Qu’est-ce qui fait, au fond, la fierté lesbienne ? Peut-être est-ce de connaître la blague sur la lesbienne, le second rendez-vous et la brosse à dents ? Peut-être est-ce de connaître les chansons de Skunk Anasie ou de savoir que Tracy Chapman est lesbienne ? Peut-être est-ce de comprendre du premier coup : « tu préférais Shane ou Bette, toi ? Moi j’étais plutôt sur Tasha ? ». Peut-être est-ce de savoir à quoi renvoient les titres énigmatiques de Better than Chocolate, Imagine me & you ou But I’m a cheerleader ? Peut-être est-ce d’avoir lu Monique Wittig, Renée Vivien ou Hélène de Montferrand ? Peut-être est-ce tout cela à la fois ? Peut-être est-ce ce qui permet de forger un sentiment d’appartenance à une mythologie et à une communauté ? Ces références communes, cet humour commun, ces images communes permettent de re-signifier la honte et la violence en joie et fierté… et peu à peu, on en vient à se dire que l’hétérosexualité, c’est bien beau, mais rien ne vaut l’insoumission du lesbianisme. On en vient peu à peu voir l’hétérosexualité comme une entrave à l’exploration de tous les possibles corporels et sexuels. On en vient alors à considérer l’hétérosexualité par le prisme du moins et qu’atteindre la norme n’est pas forcément synonyme d’épanouissement de soi.

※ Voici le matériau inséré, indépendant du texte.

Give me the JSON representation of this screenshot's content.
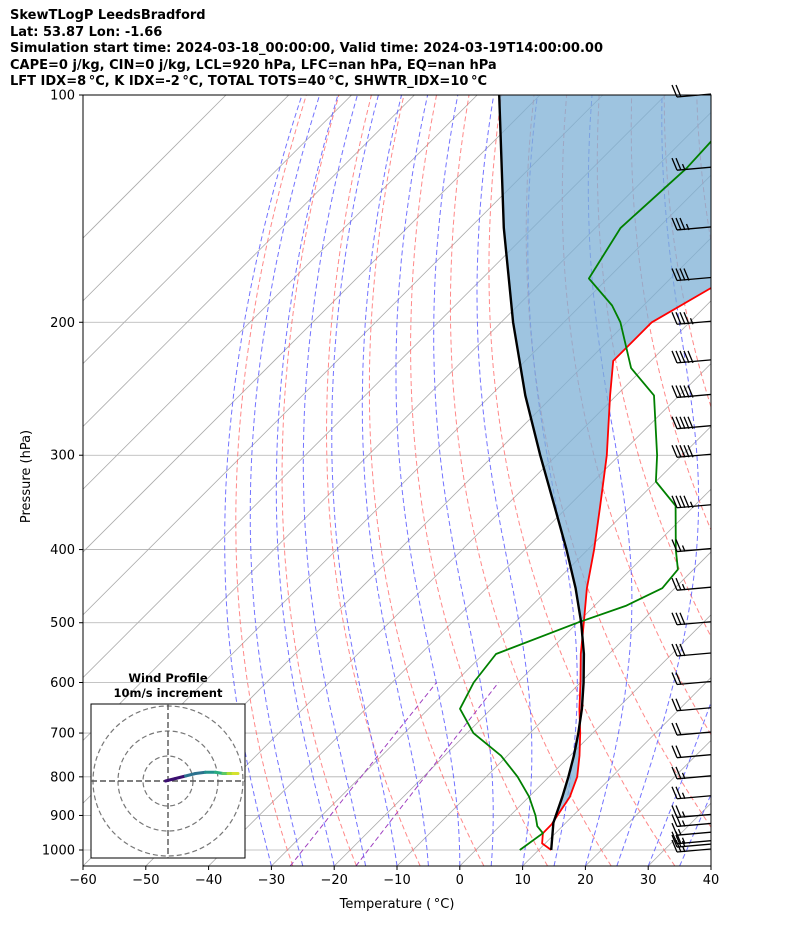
{
  "header": {
    "title": "SkewTLogP LeedsBradford",
    "location": "Lat: 53.87   Lon: -1.66",
    "times": "Simulation start time: 2024-03-18_00:00:00, Valid time: 2024-03-19T14:00:00.00",
    "parcel": "CAPE=0 j/kg, CIN=0 j/kg, LCL=920 hPa, LFC=nan hPa, EQ=nan hPa",
    "indices": "LFT IDX=8 °C, K IDX=-2 °C, TOTAL TOTS=40 °C, SHWTR_IDX=10 °C"
  },
  "chart_data": {
    "type": "line",
    "subtype": "skew-T log-p diagram",
    "xlabel": "Temperature ( °C)",
    "ylabel": "Pressure (hPa)",
    "xlim": [
      -60,
      40
    ],
    "ylim": [
      1050,
      100
    ],
    "y_scale": "log",
    "x_ticks": [
      -60,
      -50,
      -40,
      -30,
      -20,
      -10,
      0,
      10,
      20,
      30,
      40
    ],
    "y_ticks": [
      100,
      200,
      300,
      400,
      500,
      600,
      700,
      800,
      900,
      1000
    ],
    "grid": true,
    "series": [
      {
        "role": "temperature",
        "color": "#ff0000",
        "p": [
          1000,
          980,
          950,
          925,
          900,
          850,
          800,
          750,
          700,
          650,
          600,
          550,
          500,
          450,
          400,
          350,
          300,
          250,
          225,
          200,
          180,
          160,
          150,
          140,
          125,
          115,
          100
        ],
        "t": [
          12,
          9.5,
          8,
          8,
          7.5,
          6.5,
          4.5,
          1.5,
          -2,
          -6,
          -10,
          -14.5,
          -19,
          -24,
          -29,
          -35,
          -42,
          -51,
          -56,
          -56,
          -52,
          -48,
          -47,
          -48.5,
          -51,
          -53,
          -55
        ]
      },
      {
        "role": "dewpoint",
        "color": "#008000",
        "p": [
          1000,
          950,
          930,
          900,
          850,
          800,
          750,
          700,
          650,
          600,
          550,
          500,
          475,
          450,
          425,
          400,
          350,
          325,
          300,
          250,
          230,
          200,
          190,
          175,
          150,
          125,
          100
        ],
        "t": [
          7,
          8,
          6,
          4,
          0,
          -5,
          -11,
          -19,
          -25,
          -27,
          -28,
          -20,
          -15,
          -12,
          -12.5,
          -16,
          -23,
          -30,
          -34,
          -44,
          -52,
          -61,
          -65,
          -73,
          -76,
          -75,
          -76
        ]
      },
      {
        "role": "parcel",
        "color": "#000000",
        "p": [
          1000,
          920,
          850,
          800,
          750,
          700,
          650,
          600,
          550,
          500,
          450,
          400,
          350,
          300,
          250,
          200,
          150,
          100
        ],
        "t": [
          12,
          8,
          5.3,
          3.1,
          0.6,
          -2.3,
          -5.6,
          -9.5,
          -14,
          -19.4,
          -25.8,
          -33.4,
          -42.3,
          -52.6,
          -64.5,
          -78.1,
          -94.6,
          -116.5
        ]
      }
    ],
    "shaded_region": {
      "color": "#7eb0d5",
      "between": [
        "parcel",
        "temperature"
      ],
      "label": ""
    },
    "skew": 1.0,
    "reference_lines": {
      "isotherms": {
        "color": "#aaaaaa",
        "step": 10
      },
      "dry_adiabats": {
        "color": "#ff6b6b",
        "style": "dashed"
      },
      "moist_adiabats": {
        "color": "#5b5bff",
        "style": "dashed"
      },
      "mixing_ratio": {
        "color": "#9f40c0",
        "style": "dashed"
      }
    },
    "wind_barbs": {
      "p": [
        1000,
        985,
        975,
        950,
        925,
        900,
        850,
        800,
        750,
        700,
        650,
        600,
        550,
        500,
        450,
        400,
        350,
        300,
        275,
        250,
        225,
        200,
        175,
        150,
        125,
        100
      ],
      "speed_kt": [
        25,
        25,
        25,
        15,
        25,
        25,
        25,
        25,
        20,
        20,
        20,
        20,
        30,
        30,
        25,
        25,
        45,
        50,
        50,
        50,
        50,
        45,
        40,
        35,
        25,
        20
      ]
    },
    "inset": {
      "title": "Wind Profile",
      "subtitle": "10m/s increment",
      "type": "hodograph",
      "rings_ms": [
        10,
        20,
        30
      ],
      "u": [
        -1,
        3,
        7,
        11,
        15,
        19,
        22,
        24,
        26,
        28
      ],
      "v": [
        0,
        1,
        2,
        3,
        3.5,
        3.5,
        3,
        3,
        3,
        3
      ],
      "colors": [
        "#3b0f70",
        "#3b0f70",
        "#2c728e",
        "#2c728e",
        "#21918c",
        "#28ae80",
        "#5ec962",
        "#addc30",
        "#d6e22e",
        "#fde725"
      ]
    }
  }
}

Pourquoi, alors, dans le cas du handicap et de la validité, c’est toujours le handicap qui est vu par le prisme du moins ? Pourquoi ne serions-nous pas des insoumis-e-s aux normes valides, qui ouvrons de nouvelles potentialités d’existence, de corps, voire de sexualités ? Aujourd’hui, l’expérience commune du handicap n’est que violence et honte ; peut-être est-ce possible de la transformer en joie et fierté de l’insoumission. Il est temps de re-signifier les contrées communes du handicap.
Par une coïncidence particulièrement amusante aujourd’hui même je pensais justement à suggérer à un ami une cérémonie de mariage à lui-même, parce qu’il aime l’esthétique du mariage sans pour autant souhaiter épouser quelqu’un (et parce que justement, je trouvais intéressante l’idée de formaliser l’engagement à s’aimer malgré les injonctions validistes).
Je crois que le temps passant, je progresse de plus en plus vers la fierté handicapée, et je dirais que cela tient beaucoup au fait de côtoyer d’autres personnes handicapées que je trouve formidables et avec qui il y a une relation forte d’entraide, d’estime mutuelle, d’encouragement. C’est plus facile de repousser la honte de moi quand j’ai tant d’amour pour mes semblables.
Je découvre ton blog (me demandant pourquoi je ne l’ai pas découvert avant) et je suis si enthousiaste, cela me parle beaucoup. Merci pour cet article.